In particular, identifying reliable biomarkers of mitochondrial dysfunction is critical [36]. In our study, we investigated the utility of plasma mtDNA content as a diagnostic tool for post-COVID-19 conditions. In contrast to our initial hypothesis that increased mitophagy would elevate ccf-mtDNA levels in patients with chronic symptoms, we observed lower ccf-mtDNA levels. This suggests that while mitochondrial clearance mechanisms are activated, they fail to completely remove damaged mitochondria. Supporting this, we noted differences in mitochondrial morphology and size between PC patients and controls, indicating persistent mitochondrial abnormalities despite active mitophagy. Importantly, the correlation between reduced ccf-mtDNA levels and symptom severity underscores its potential as a valuable biomarker for diagnosing and monitoring post-COVID-19 conditions, offering a promising means to differentiate between affected individuals and healthy controls and assess the extent of mitochondrial dysfunction. The development and validation of these and similar biomarkers could significantly improve the diagnosis and monitoring of Long COVID, aiding in the assessment of treatment efficacy and understanding disease progression [36].

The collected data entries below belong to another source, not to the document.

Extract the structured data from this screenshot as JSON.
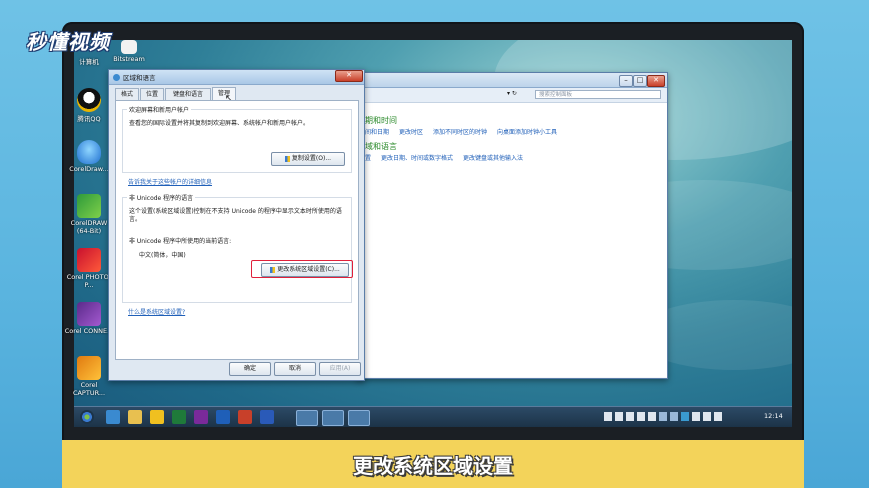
{
  "logo": {
    "text": "秒懂视频"
  },
  "desktop_icons": [
    {
      "label": "计算机"
    },
    {
      "label": "Bitstream"
    },
    {
      "label": "腾讯QQ"
    },
    {
      "label": "CorelDraw..."
    },
    {
      "label": "CorelDRAW (64-Bit)"
    },
    {
      "label": "Corel PHOTO-P..."
    },
    {
      "label": "Corel CONNE..."
    },
    {
      "label": "Corel CAPTUR..."
    }
  ],
  "region_dialog": {
    "title": "区域和语言",
    "tabs": [
      "格式",
      "位置",
      "键盘和语言",
      "管理"
    ],
    "active_tab": "管理",
    "welcome_group": {
      "heading": "欢迎屏幕和新用户帐户",
      "description": "查看您的国际设置并将其复制到欢迎屏幕、系统帐户和新用户帐户。",
      "copy_button": "复制设置(O)..."
    },
    "welcome_link": "告诉我关于这些帐户的详细信息",
    "unicode_group": {
      "heading": "非 Unicode 程序的语言",
      "description": "这个设置(系统区域设置)控制在不支持 Unicode 的程序中显示文本时所使用的语言。",
      "current_label": "非 Unicode 程序中所使用的当前语言:",
      "current_value": "中文(简体，中国)",
      "change_button": "更改系统区域设置(C)..."
    },
    "unicode_link": "什么是系统区域设置?",
    "footer": {
      "ok": "确定",
      "cancel": "取消",
      "apply": "应用(A)"
    }
  },
  "control_panel": {
    "search_placeholder": "搜索控制面板",
    "section1": {
      "heading": "期和时间",
      "links": [
        "间和日期",
        "更改时区",
        "添加不同时区的时钟",
        "向桌面添加时钟小工具"
      ]
    },
    "section2": {
      "heading": "域和语言",
      "links": [
        "置",
        "更改日期、时间或数字格式",
        "更改键盘或其他输入法"
      ]
    }
  },
  "taskbar": {
    "clock": "12:14"
  },
  "caption": {
    "text": "更改系统区域设置"
  },
  "colors": {
    "caption_bg": "#f3d35a",
    "highlight_red": "#e0203a",
    "link_blue": "#1f5fb8",
    "heading_green": "#2a8a2a"
  }
}
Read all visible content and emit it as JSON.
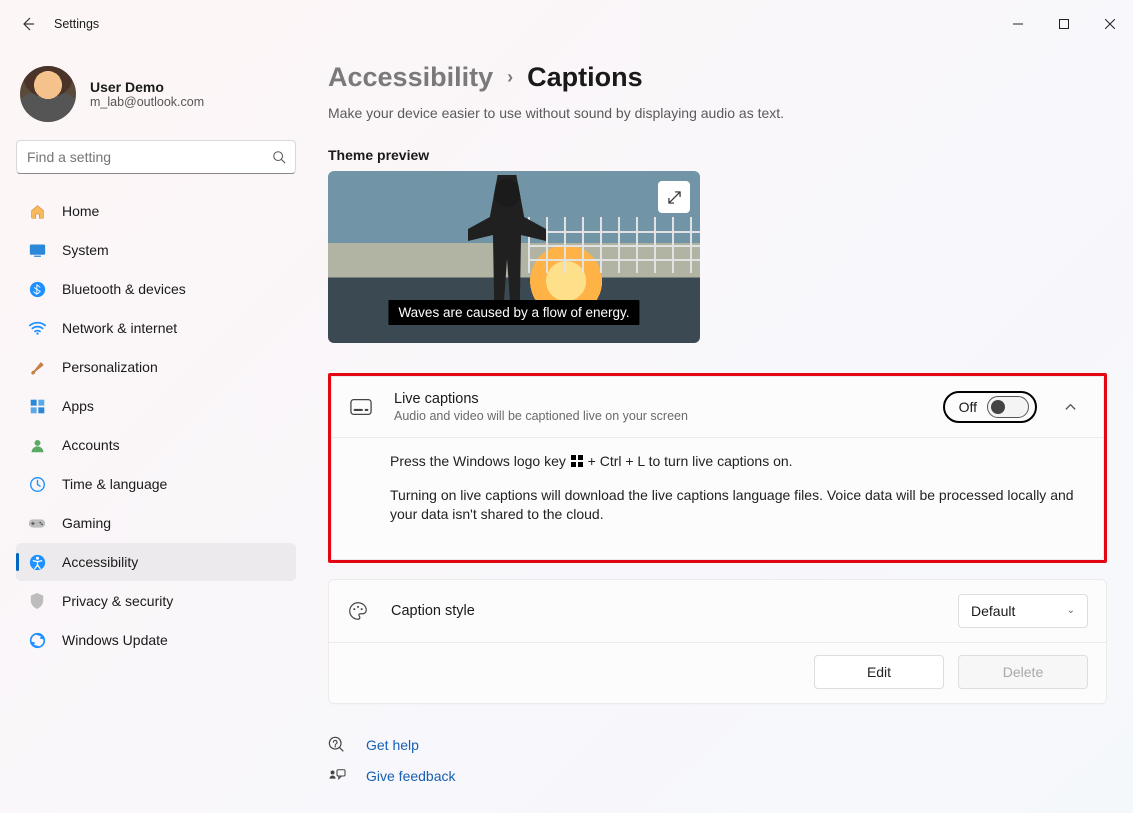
{
  "window": {
    "title": "Settings"
  },
  "profile": {
    "name": "User Demo",
    "email": "m_lab@outlook.com"
  },
  "search": {
    "placeholder": "Find a setting"
  },
  "sidebar": {
    "items": [
      {
        "label": "Home"
      },
      {
        "label": "System"
      },
      {
        "label": "Bluetooth & devices"
      },
      {
        "label": "Network & internet"
      },
      {
        "label": "Personalization"
      },
      {
        "label": "Apps"
      },
      {
        "label": "Accounts"
      },
      {
        "label": "Time & language"
      },
      {
        "label": "Gaming"
      },
      {
        "label": "Accessibility"
      },
      {
        "label": "Privacy & security"
      },
      {
        "label": "Windows Update"
      }
    ]
  },
  "breadcrumb": {
    "parent": "Accessibility",
    "current": "Captions"
  },
  "subtitle": "Make your device easier to use without sound by displaying audio as text.",
  "theme": {
    "label": "Theme preview",
    "caption": "Waves are caused by a flow of energy."
  },
  "live": {
    "title": "Live captions",
    "desc": "Audio and video will be captioned live on your screen",
    "state": "Off",
    "tip_prefix": "Press the Windows logo key ",
    "tip_suffix": " + Ctrl + L to turn live captions on.",
    "note": "Turning on live captions will download the live captions language files. Voice data will be processed locally and your data isn't shared to the cloud."
  },
  "style": {
    "title": "Caption style",
    "value": "Default",
    "edit": "Edit",
    "delete": "Delete"
  },
  "footer": {
    "help": "Get help",
    "feedback": "Give feedback"
  }
}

In conclusion, our study has substantiated the pivotal role of mitochondrial dysfunction in the chronic manifestations of Long COVID [36]. As we further extended our understanding of these underlying mechanisms, it becomes clear that aging may play a significant modulatory role in these processes [17]. Aging is known to induce mitochondrial dysfunction across various cell types, contributing to the functional decline of these organs and rendering cells and mitochondria less resilient. This vulnerability may exacerbate the severity of mitochondrial damage observed in Long COVID, making the elderly particularly susceptible to prolonged and severe post-viral symptoms [17]. Therefore, it is imperative that future studies explore how aging influences mitochondrial dynamics in the context of Long COVID. Such research could provide insights into age-specific therapeutic interventions and preventive measures, ultimately aiding in the development of targeted strategies that not only improve the quality of life for older adults but also reduce the broader, long-term health impacts of the COVID-19 pandemic. By integrating insights from various medical disciplines and drawing parallels with other post-viral syndromes, we can enhance our management of Long COVID, paving the way for interventions that address the multifaceted aspects of this condition in an age-sensitive manner.